Chapitre I : Un guitariste
A quelque temps de là,
d’un geste simple, pur et plein, il attaqua la fibre de la chaude Ruiz Lopez qui,
cambrée et tendue, ploya, rompit, se fendit, éployée, pour verser, prodigue
amoureuse, une pluie d’éclairs harmoniques au cœur de la nuit du silence, décor
dramatique, ruissellement de perles mélodiques, magiques, s’organisant en
calligraphies, tellement justes qu’on a pris un du public voulant se fondre en sa
larme.
Respire, ne pense pas, donne.
Oh, comme il ne voulait pas le garder là, sur l’estomac, tout ce qui lui était échu de …
de quoi au juste, de la vie, disons pour faire au plus pressé, tout ce qui lui restait
sourdement, la vie, mussée là, au coin des tripes et qu’il rendait, un peu
superstitieux.
La vie, donnée, qu’on n’a pas rendue, ça étouffe et puis ça tue ; alors, pour ça, vite et
bien, faut la repasser, avec les intérêts ou petit cadeau.
C’est comme les instants présents, celui qu’on garde, c’est celui qu’on n’a pas rendu,
ou qui nous attrape, le dernier, c’est fatal, c’est sur.
Passer, il faut passer, si l’on t’attrape plus de trois secondes avec la vie toute ronde et
chaude dans les mains, l’arbitre siffle, pénalité, remise en jeu, tout ça pour rien …
De la vie, des instants, des amoureuses, des amours, des aménités, des amis on en a
eu, on en a pris, on en a donné. Un peu.
Joue, soit le geste, disparaît, fond, soit le souffle, donne, viens.
Chasse tes instants comme le vent les nuages, fais ton cinéma.
Vibrato sur le mi, 5ème corde basse, 7ème case. L’annulaire masse et écrase sur la
touche d’ébène, la caisse plaquée sur le sternum, la plaie sanguinolente qu’un
compositeur, blessé, sadique, a laissé sur la partition.

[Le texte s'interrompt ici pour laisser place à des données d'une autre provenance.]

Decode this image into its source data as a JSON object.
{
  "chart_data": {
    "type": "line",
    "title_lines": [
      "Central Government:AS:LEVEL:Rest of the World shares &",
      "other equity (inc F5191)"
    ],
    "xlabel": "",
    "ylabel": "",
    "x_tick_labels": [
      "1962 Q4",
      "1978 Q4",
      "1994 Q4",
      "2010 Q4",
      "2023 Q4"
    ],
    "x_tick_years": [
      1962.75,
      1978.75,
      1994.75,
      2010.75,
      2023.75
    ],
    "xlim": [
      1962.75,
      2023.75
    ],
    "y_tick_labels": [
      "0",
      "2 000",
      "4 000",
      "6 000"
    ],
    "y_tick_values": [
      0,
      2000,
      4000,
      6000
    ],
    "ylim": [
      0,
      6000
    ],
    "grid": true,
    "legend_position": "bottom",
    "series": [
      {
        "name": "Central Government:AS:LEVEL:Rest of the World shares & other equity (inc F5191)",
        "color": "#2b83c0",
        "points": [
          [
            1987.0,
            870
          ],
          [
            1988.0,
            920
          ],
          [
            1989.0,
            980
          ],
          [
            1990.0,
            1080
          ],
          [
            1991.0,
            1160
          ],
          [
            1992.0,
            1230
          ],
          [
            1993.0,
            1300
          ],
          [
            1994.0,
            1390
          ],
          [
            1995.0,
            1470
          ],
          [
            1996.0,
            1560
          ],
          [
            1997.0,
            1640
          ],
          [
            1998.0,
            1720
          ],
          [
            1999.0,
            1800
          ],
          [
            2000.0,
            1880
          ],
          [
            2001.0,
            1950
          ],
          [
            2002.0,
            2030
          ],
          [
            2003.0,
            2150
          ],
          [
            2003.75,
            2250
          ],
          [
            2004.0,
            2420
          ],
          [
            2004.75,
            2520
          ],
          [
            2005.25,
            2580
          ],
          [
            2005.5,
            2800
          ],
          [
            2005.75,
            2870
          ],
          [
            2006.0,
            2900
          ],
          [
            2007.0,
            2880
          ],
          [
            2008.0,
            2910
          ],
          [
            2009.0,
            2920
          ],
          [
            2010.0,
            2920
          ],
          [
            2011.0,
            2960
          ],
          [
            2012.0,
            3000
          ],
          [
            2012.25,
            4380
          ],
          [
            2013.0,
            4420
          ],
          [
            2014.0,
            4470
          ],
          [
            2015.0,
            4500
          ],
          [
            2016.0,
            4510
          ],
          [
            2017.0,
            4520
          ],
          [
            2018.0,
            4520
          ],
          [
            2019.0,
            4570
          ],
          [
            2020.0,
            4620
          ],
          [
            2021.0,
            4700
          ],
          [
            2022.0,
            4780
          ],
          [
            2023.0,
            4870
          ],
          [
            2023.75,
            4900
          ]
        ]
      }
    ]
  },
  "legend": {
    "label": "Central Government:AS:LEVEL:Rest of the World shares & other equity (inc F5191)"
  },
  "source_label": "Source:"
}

Des générations infinies d’apprentis bouchers viennent y jeter leur sel pour y
troubler, entre chair et ébène, le rythme paisible des cœurs, entre acupuncture et trait
d’arbalète, comme un qui enterrerait juste parce que le glas, ça mérite bien un
enterrement.
L’art, ça justifie quoi ?
Rien, ça justifie rien, mais on n’est pas là pour se justifier, juste pour cracher toute
cette vie et y faire venir d’autres, les drôles qui sont venus là, à court de verbe, le
verbe court, chatouillé par les chaleurs d’une nymphe légère à l’âme.
Fondre, fondre le pouce, passe et claque la basse qui vient dans une incise chaude et
mate envelopper le chant des trois aiguës, les pleureuses.
Et le charme vient, le charme prend.
Il disparaît dans le geste qui se fond dans la plainte qui se perd dans les âmes qui
résonnent et correspondent, se répondent, infinies.
Alors, on peut commencer, peut-être, à dire quelque chose, qu’on voudrait rare et
belle, comme le sourire, c’est bête, de la première qui fondit sur nous pour nous
envelopper tous les sens, nous les confondre, et nous laisser vains, heureux et
désespérés, nostalgiques avant d’avoir vécu, nostalgiques parce que soudain une vie
s’était épuisée, dans un sourire, au coin d’un œil, bue au pli d’une jupe, d’un sexe,
d’une ride, d’un sillon.
Nostalgique, parce qu’un sourire valait décidément bien la peine d’y laisser une vie,
comme on laisse une fleur à une boutonnière.
Joue, essore la vie, sans espoir, sans retour que la grâce éventuelle du souverain.
Coupable, il l’est. C’est pour ça qu’il plaide. C’est pour qu’il a une chance de plaider
juste.
Le public, six cordes autour du cou, suspendu à la note, tire la langue.